Binali Yıldırım'dan ABD Temsilciler Meclisi'ne mektup!
Kuzey Kıbrıs Türk Cumhuriyeti'ne ziyaret gerçekleştiren Binali Yıldırım, ABD ile yaşanan kriz hakkında konuştu. Yıldırım, Senato’ya ve Temsilciler Meclisi’ne mektup yazacağını belirtti. Yıldırım, Almanya’dan Japonya’ya İspanya’dan Kore’ye kadar birçok ülkenin Türkiye’de yatırımı olduğunu da sözlerine ekledi
Türkiye Büyük Millet Meclisi (TBMM) Başkanı Binali Yıldırım, ilk resmi ziyaretini gerçekleştirdiği Kuzey Kıbrıs Türk Cumhuriyeti’nden dönüş yolunda Milliyet’ten Didem Özel Tümer'in sorularını yanıtladı. İşte o röportaj:
- Meclis yeni dönemde nasıl bir rol üstlenecek?
Meclis’te de, toplumda da beklenti, sistemden de beklenti güçlü Meclis, güçlü hükümet, güçlü Türkiye. Güçlü hükümet tarafı, seçimlerle oluştu. Orada herhangi bir tereddüt yok. Güçlü Meclis tarafını inşa etmek de bize düşüyor.

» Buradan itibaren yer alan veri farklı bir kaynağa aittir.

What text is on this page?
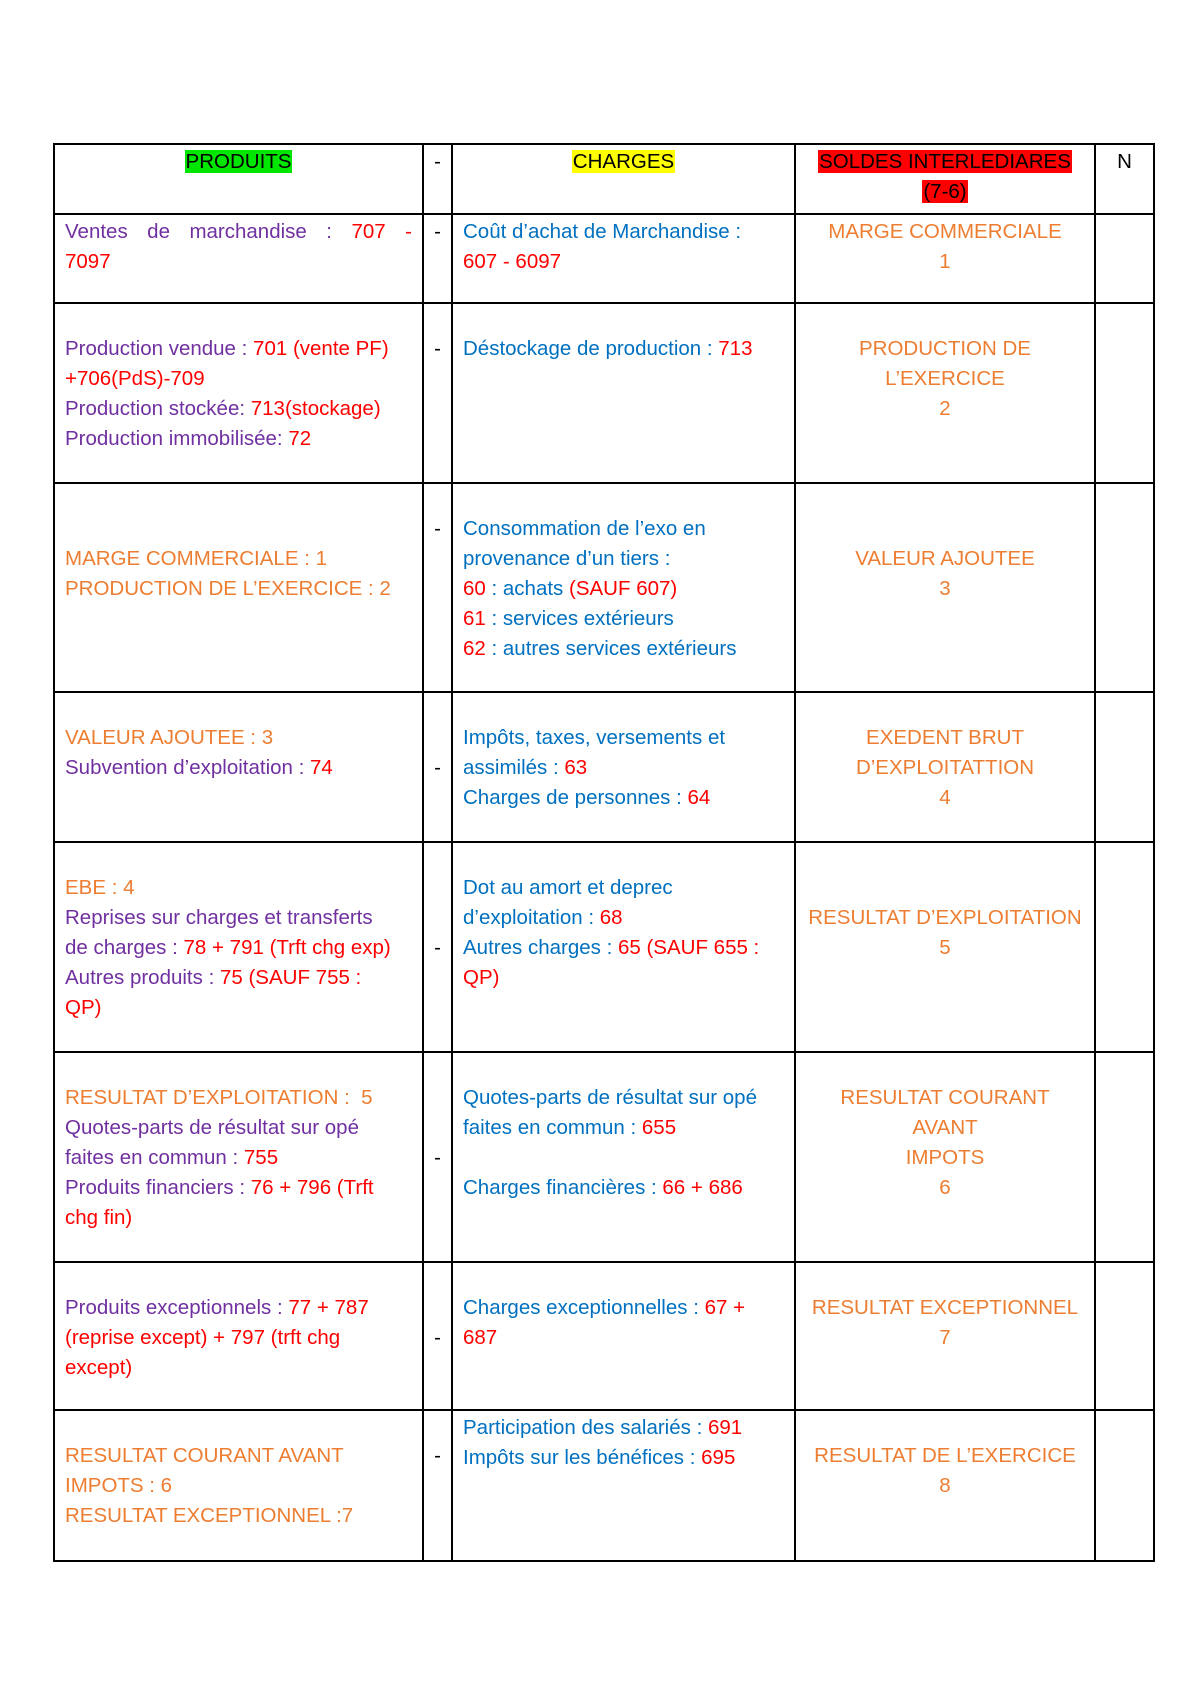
PRODUITS	-	CHARGES	SOLDES INTERLEDIARES
(7-6)	N

Ventes de marchandise : 707 -
7097	-	Coût d’achat de Marchandise :
607 - 6097	MARGE COMMERCIALE
1	

Production vendue : 701 (vente PF)
+706(PdS)-709
Production stockée: 713(stockage)
Production immobilisée: 72	-	Déstockage de production : 713	PRODUCTION DE
L’EXERCICE
2	

MARGE COMMERCIALE : 1
PRODUCTION DE L’EXERCICE : 2	-	Consommation de l’exo en
provenance d’un tiers :
60 : achats (SAUF 607)
61 : services extérieurs
62 : autres services extérieurs	VALEUR AJOUTEE
3	

VALEUR AJOUTEE : 3
Subvention d’exploitation : 74	-	Impôts, taxes, versements et
assimilés : 63
Charges de personnes : 64	EXEDENT BRUT
D’EXPLOITATTION
4	

EBE : 4
Reprises sur charges et transferts
de charges : 78 + 791 (Trft chg exp)
Autres produits : 75 (SAUF 755 :
QP)	-	Dot au amort et deprec
d’exploitation : 68
Autres charges : 65 (SAUF 655 :
QP)	RESULTAT D’EXPLOITATION
5	

RESULTAT D’EXPLOITATION :  5
Quotes-parts de résultat sur opé
faites en commun : 755
Produits financiers : 76 + 796 (Trft
chg fin)	-	Quotes-parts de résultat sur opé
faites en commun : 655
Charges financières : 66 + 686	RESULTAT COURANT AVANT
IMPOTS
6	

Produits exceptionnels : 77 + 787
(reprise except) + 797 (trft chg
except)	-	Charges exceptionnelles : 67 +
687	RESULTAT EXCEPTIONNEL
7	

RESULTAT COURANT AVANT
IMPOTS : 6
RESULTAT EXCEPTIONNEL :7	-	Participation des salariés : 691
Impôts sur les bénéfices : 695	RESULTAT DE L’EXERCICE
8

- Güçlü Meclis’ten ne anlamamız lazım?
Bir ülkenin toplam gücünün bileşenleri var. Sadece yürütme tek başına bunu karşılayamaz. Bizim Meclisimiz parlamenter diplomasiyi çok etkin kullanabilir. Bir süreden beri kullanılıyor. 1915 olaylarında, Kıbrıs ve Kudüs’te, bölgesel anlaşmazlıklarda, Türkiye’nin yurt dışına asker göndermesi gibi konularda, en önemlisi 15 Temmuz’da o darbe girişiminin önlenmesinde Meclis büyük bir görev ifa etti. Meclis temsilde adalet noktasında çok iyi bir noktaya geldi. Verilen oyların yüzde 97’si Meclis’te temsile dönüştü. Bu çok değerli bir şey, bunu çok önemsiyorum. Bunun üzerine bir çok şey inşa edilebilir. İkincisi, Meclis’e yasaları çıkarma yetkisi verildi. Hukuk devletinde yasalar önemli. Eskiden yürütme, Meclis üzerinde bir vesayete sahipti. İstediği şekilde yasaları çıkartıyordu. Şimdi yürütme dolaylı talep eden pozisyona geldi.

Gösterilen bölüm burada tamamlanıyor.